France’s antitrust agency has fined Apple a record $1.23 billion over unfair sales practices. The French Competition Authority found the Cupertino, California-based company guilty of abusing its economic position to force retailers into signing contracts that limited competition and revoked their official right to determine prices of Apple products and services other than the iPhone.
Under the Apple Premium Reseller program, which includes a chain of stores that exclusively sells Apple products, Apple required each distributor to charge a set price — a move that the watchdog believed sterilized the wholesale market. The French authorities also found Apple reserved stocks in times of heavy demand for its own offline and online stores and restricted supplies to third-party retail partners.
France’s antitrust law dictates that companies cannot be partial to their own sales channels and must treat distribution partners equally. It also states that retailers should be able to determine prices based on their position and goals. On top of that, the Apple Premium Reseller contract specifies exactly how many units of each product are allocated to a retailer — another violation of France’s rules against anticompetitive practices.
“During this case, the authority deciphered the very specific practices that had been implemented by Apple for the distribution of its products in France (excluding iPhones), such as the iPad. Given the strong impact of these practices on competition in the distribution of Apple products via Apple premium resellers, the authority imposes the highest penalty ever pronounced in a case (€1.24 billion). Finally, the authority considered that, in the present case, Apple had committed an abuse of economic dependence on its premium retailers, a practice which the authority considers to be particularly serious,” said Isabelle de Silva, president of the French Competition Authority, in a statement.
Along with Apple, two of its wholesale partners, Tech Data and Ingram Micro, were fined $84.7 million and $69 million, respectively, for partnering with Apple to practically operate a “cartel” within the APR distribution network and prevent other distributors to compete on price.
An Apple spokesperson called the decision “disheartening” in a statement to CNBC, and said it “relates to practices from over a decade ago and discards 30 years of legal precedent that all companies in France rely on with an order that will cause chaos for companies across all industries. We strongly disagree with them and plan to appeal.”

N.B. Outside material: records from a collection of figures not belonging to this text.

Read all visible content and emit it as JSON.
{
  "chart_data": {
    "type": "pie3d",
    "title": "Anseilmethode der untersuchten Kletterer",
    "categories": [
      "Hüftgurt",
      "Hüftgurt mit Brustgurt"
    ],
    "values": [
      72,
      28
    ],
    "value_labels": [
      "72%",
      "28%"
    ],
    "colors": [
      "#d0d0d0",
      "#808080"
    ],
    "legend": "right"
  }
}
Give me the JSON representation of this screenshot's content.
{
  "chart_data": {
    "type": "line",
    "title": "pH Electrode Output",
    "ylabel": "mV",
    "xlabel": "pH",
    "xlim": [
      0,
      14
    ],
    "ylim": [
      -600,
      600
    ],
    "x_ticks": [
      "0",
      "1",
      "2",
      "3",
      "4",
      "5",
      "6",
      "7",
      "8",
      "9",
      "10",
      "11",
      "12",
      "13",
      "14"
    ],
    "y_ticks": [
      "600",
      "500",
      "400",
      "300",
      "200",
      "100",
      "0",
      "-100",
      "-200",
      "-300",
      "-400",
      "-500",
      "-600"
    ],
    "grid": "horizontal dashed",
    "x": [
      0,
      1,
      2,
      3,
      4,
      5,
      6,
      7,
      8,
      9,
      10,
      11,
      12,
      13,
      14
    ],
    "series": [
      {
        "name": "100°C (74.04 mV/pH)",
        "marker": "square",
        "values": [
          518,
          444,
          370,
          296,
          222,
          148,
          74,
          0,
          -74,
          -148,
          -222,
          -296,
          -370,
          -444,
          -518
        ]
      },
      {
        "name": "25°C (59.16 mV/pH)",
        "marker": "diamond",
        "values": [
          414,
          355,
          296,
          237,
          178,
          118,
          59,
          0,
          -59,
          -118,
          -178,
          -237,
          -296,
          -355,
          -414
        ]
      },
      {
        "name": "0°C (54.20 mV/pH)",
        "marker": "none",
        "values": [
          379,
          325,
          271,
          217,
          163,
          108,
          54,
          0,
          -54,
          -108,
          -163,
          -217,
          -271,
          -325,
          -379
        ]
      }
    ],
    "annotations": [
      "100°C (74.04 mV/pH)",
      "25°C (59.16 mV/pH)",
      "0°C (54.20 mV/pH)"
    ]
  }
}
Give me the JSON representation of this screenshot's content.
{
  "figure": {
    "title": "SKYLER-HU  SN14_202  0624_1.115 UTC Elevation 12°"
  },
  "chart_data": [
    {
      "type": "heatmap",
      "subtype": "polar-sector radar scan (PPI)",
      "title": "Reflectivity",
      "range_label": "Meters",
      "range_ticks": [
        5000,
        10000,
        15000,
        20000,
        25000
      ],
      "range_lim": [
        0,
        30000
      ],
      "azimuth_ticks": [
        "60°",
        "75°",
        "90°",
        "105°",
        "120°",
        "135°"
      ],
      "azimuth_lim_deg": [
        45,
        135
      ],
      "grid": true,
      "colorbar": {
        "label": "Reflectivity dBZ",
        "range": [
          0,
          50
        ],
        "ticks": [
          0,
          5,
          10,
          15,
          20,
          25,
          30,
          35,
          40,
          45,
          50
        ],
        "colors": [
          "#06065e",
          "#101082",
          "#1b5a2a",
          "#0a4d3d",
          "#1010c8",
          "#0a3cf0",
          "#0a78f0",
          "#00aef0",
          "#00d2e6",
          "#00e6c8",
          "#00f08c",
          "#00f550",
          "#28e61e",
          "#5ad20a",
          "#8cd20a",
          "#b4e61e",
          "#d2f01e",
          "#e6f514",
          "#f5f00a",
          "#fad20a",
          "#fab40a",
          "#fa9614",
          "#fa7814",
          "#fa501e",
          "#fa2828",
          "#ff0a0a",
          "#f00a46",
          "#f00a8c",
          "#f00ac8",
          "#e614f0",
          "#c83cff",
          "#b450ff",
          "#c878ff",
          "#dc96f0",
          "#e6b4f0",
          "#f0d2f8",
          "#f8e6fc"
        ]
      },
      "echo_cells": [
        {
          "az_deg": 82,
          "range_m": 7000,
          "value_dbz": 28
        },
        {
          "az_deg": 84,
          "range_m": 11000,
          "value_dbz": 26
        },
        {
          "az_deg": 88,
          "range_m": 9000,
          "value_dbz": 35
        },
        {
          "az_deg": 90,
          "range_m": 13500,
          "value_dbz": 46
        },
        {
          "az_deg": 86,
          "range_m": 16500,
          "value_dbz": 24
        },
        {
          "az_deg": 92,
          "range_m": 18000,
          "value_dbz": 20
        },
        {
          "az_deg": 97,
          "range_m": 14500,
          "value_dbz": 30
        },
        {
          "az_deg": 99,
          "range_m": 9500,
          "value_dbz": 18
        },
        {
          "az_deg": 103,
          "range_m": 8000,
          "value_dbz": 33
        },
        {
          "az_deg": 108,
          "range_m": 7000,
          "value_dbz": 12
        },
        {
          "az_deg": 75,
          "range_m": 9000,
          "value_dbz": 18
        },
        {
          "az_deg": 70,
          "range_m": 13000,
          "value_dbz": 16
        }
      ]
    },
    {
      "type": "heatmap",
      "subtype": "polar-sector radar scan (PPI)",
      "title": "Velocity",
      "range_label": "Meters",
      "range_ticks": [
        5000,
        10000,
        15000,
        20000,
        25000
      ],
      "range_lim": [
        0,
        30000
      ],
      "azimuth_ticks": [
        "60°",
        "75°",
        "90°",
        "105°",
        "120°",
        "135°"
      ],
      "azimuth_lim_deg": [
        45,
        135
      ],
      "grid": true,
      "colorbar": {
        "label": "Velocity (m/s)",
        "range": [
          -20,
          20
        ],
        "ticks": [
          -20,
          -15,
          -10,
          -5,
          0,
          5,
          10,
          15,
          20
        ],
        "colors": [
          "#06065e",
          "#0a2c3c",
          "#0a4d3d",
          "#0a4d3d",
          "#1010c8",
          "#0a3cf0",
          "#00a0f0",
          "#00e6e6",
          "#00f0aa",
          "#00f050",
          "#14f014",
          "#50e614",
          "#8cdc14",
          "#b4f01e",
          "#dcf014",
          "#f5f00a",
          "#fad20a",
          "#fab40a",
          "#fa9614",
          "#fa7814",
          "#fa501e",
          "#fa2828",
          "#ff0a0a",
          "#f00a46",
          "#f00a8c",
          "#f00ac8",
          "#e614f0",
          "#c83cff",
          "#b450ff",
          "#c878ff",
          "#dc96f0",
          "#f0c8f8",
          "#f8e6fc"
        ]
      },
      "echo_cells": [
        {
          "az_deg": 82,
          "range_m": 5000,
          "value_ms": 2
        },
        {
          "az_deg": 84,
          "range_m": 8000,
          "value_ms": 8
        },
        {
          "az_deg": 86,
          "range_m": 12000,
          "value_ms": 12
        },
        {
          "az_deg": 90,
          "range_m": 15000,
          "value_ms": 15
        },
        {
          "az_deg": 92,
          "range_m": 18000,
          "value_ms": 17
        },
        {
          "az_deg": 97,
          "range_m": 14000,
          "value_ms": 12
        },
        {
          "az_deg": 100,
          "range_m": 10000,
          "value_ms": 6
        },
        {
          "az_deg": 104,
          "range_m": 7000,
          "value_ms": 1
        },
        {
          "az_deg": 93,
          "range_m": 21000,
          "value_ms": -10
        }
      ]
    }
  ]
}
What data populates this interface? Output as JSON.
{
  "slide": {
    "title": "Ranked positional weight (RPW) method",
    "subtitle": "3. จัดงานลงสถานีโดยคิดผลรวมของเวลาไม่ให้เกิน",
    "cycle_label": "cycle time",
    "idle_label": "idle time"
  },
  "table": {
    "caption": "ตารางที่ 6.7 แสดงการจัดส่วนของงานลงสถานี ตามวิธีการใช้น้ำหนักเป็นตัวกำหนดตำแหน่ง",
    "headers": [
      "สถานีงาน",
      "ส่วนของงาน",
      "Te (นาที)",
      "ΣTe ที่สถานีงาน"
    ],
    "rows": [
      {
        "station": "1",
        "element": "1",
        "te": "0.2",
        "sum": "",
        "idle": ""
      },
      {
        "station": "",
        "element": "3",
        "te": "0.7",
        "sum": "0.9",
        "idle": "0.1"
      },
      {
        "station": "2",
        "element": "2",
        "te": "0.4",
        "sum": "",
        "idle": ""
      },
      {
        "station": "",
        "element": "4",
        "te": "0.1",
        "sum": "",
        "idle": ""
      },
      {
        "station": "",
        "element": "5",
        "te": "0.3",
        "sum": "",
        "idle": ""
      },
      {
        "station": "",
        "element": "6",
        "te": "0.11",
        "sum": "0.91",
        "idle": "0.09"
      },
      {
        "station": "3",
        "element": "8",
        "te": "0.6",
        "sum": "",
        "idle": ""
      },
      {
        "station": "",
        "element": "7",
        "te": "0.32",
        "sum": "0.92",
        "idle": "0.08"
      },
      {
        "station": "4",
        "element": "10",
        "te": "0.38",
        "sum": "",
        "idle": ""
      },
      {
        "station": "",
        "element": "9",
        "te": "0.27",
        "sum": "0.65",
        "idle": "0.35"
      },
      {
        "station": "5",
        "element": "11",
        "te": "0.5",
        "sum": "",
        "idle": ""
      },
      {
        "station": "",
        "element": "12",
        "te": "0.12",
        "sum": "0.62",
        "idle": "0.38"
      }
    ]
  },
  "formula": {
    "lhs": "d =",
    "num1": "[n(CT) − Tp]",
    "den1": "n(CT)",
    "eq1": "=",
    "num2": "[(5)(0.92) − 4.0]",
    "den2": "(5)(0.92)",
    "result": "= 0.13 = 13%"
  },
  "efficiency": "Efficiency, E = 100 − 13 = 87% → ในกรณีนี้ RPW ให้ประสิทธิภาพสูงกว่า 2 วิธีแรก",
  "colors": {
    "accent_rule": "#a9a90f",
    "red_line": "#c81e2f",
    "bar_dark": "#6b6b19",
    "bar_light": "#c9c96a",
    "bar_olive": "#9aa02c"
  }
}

France’s decision is the result of an investigation that first kicked off nearly 8 years ago when the country’s biggest Apple seller, eBizcuss, collapsed and subsequently filed a lawsuit against Apple for holding back inventory after the retailer’s CEO publicly accused the company of anticompetitive behavior. Earlier this month, Apple also agreed to pay up to $500 million to settle a lawsuit over quietly throttling older iPhones in the United States.